Questa sera il Zona Roveri di Bologna ospita un evento speciale. Il clima è quello sereno e cordiale di una ritrovo tra amici di lunga data perchè tra i fan degli Anathema e la stessa band il rapporto sembra essere proprio quello. I fratelli Cavanagh tornano in città a distanza di tre anni per una data tra le pochissime italiane (Salerno, Bologna e Torino) di questo tour concepito per portare al pubblico versioni estremamente intime dei brani della band inglese.
Il sipario degli Anathema si apre dopo le belle esibizioni di due band italiane. I Sinheresy si presentano anch’essi in una dimensione acustica: il caratteristico metal sinfonico della band veneta si scioglie nei suoni più morbidi svelando i toni caldi e lievi della voce della brava cantante e chitarrista Cecilia Petrini e quelli invece più ruvidi ed abrasivi di Stefano Sain. Con due tastiere, percussioni ed un terzetto classico composto da violino, violoncello e flauto traverso, i Sinheresy si muovono tra epic e folk trasportando il pubblico nei paesaggi tipici delle fiabe gotiche. Ci provano anche in italiano con un loro brano ma non mi pare sia una buona strada da percorrere.
Rapido cambio di palco e salgono L’alba di Morrigan. Sempre in dimensione acustica, in tre con due chitarre, un basso e una bella voce dolente. I brani di stampo metal, complice la graffiante voce di Hugo Ballisai, suonano come lente ballate avvicinando il risultato ad un incrocio con il grunge più sofferto e sconfitto; tra i brani proposti anche una cover dei Manowar.
Calano le luci ed il sipario, chiuso qualche minuto per il cambio di palco, si apre definitivamente per l’ingresso degli Anathema in formazione ridottissima. Danny Cavanagh alla chitarra, Vincent Cavanagh alla voce ed alla chitarra, Lee Douglas seconda voce e cori. Si inizia con le note magiche e l’irresistibile crescendo di Thin Air. Untouchable (part I e II) incalza ancor di più il pubblico che da questo momento mai smetterà di cantare per tutto il concerto. Dreaming Light, Flying, Lost control, Destiny: brani vecchi e recenti trovano una forma nuova, intensa, scarna e quindi più diretta. Le voci di Vincent e Lee si avvolgono, si corteggiano, si tirano e poi si mollano come in una danza; la chitarra di Danny riesce ad essere ritmica, solista ed anche percussione (non senza qualche inciampo di natura tecnica).
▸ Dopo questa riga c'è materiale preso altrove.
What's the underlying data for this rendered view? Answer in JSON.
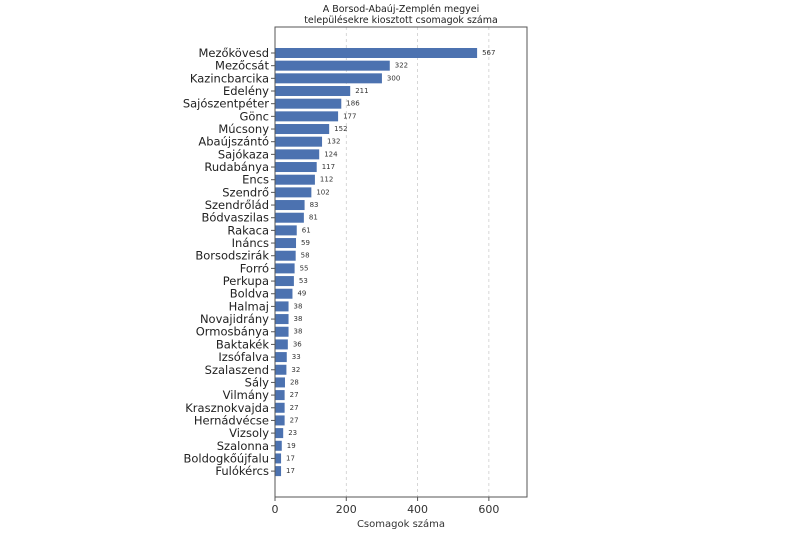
{
  "chart_data": {
    "type": "bar",
    "orientation": "horizontal",
    "title": "A Borsod-Abaúj-Zemplén megyei\ntelepülésekre kiosztott csomagok száma",
    "title_lines": [
      "A Borsod-Abaúj-Zemplén megyei",
      "településekre kiosztott csomagok száma"
    ],
    "xlabel": "Csomagok száma",
    "ylabel": "",
    "xlim": [
      0,
      707
    ],
    "xticks": [
      0,
      200,
      400,
      600
    ],
    "grid": "x-dashed",
    "bar_color": "#4c72b0",
    "categories": [
      "Mezőkövesd",
      "Mezőcsát",
      "Kazincbarcika",
      "Edelény",
      "Sajószentpéter",
      "Gönc",
      "Múcsony",
      "Abaújszántó",
      "Sajókaza",
      "Rudabánya",
      "Encs",
      "Szendrő",
      "Szendrőlád",
      "Bódvaszilas",
      "Rakaca",
      "Ináncs",
      "Borsodszirák",
      "Forró",
      "Perkupa",
      "Boldva",
      "Halmaj",
      "Novajidrány",
      "Ormosbánya",
      "Baktakék",
      "Izsófalva",
      "Szalaszend",
      "Sály",
      "Vilmány",
      "Krasznokvajda",
      "Hernádvécse",
      "Vizsoly",
      "Szalonna",
      "Boldogkőújfalu",
      "Fulókércs"
    ],
    "values": [
      567,
      322,
      300,
      211,
      186,
      177,
      152,
      132,
      124,
      117,
      112,
      102,
      83,
      81,
      61,
      59,
      58,
      55,
      53,
      49,
      38,
      38,
      38,
      36,
      33,
      32,
      28,
      27,
      27,
      27,
      23,
      19,
      17,
      17
    ]
  }
}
Danny stupisce anche per altri due motivi: simpatia nella ricerca di dialogo con il pubblico, e la bellezza della voce dimostrata nella la sua esibizione solista con High hopes dei Pink Floyd.
In questo concerto, come già detto, il clima è quasi informale: la band sul palco appare a proprio agio, e nonostante qualche problema tecnico i fratelli Cavangh e Lee Douglas (fondamentale il suo apporto) sono rilassati ed empatici verso il pubblico che li osserva con misurata adorazione. L’atmosfera creatasi ed il tipo di live si presta bene anche ad un altro paio di cover: With of without you dei U2 e Another brick in the wall dei loro cari Pink Floyd.
Il live finisce proprio su queste note e gli applausi prolungati del pubblico appagato da tanta semplicità ed al contempo innata bravura. Abituati a alla scena musicale italiana, spesso artefatta e regolata da stupidi cliché, si rimane fortemente colpiti dalla naturalezza che gli Anathema hanno portato sul palco, dalla qualità musicale, dalla finezza del risultato e dalla impavida capacità di spingersi tanto verso il pop senza mai rimanere invischiati nella banalità.
Da band come queste c’è tanto da imparare. Oltre alla naturalezza e alla bellezza dell’esibizione nel suo complesso, il canto: quanto è bello ogni tanto andare ad un concerto e sentire del bel canto, sentire che la voce viene utilizzata con la stessa proprietà con la quale si suonano gli strumenti. Senza particolari virtuosismi, con semplicità, ma dannatamente bene. Con quella perfezione tale che le parole sembrano volare. Fino a sentirsi nel vento con loro.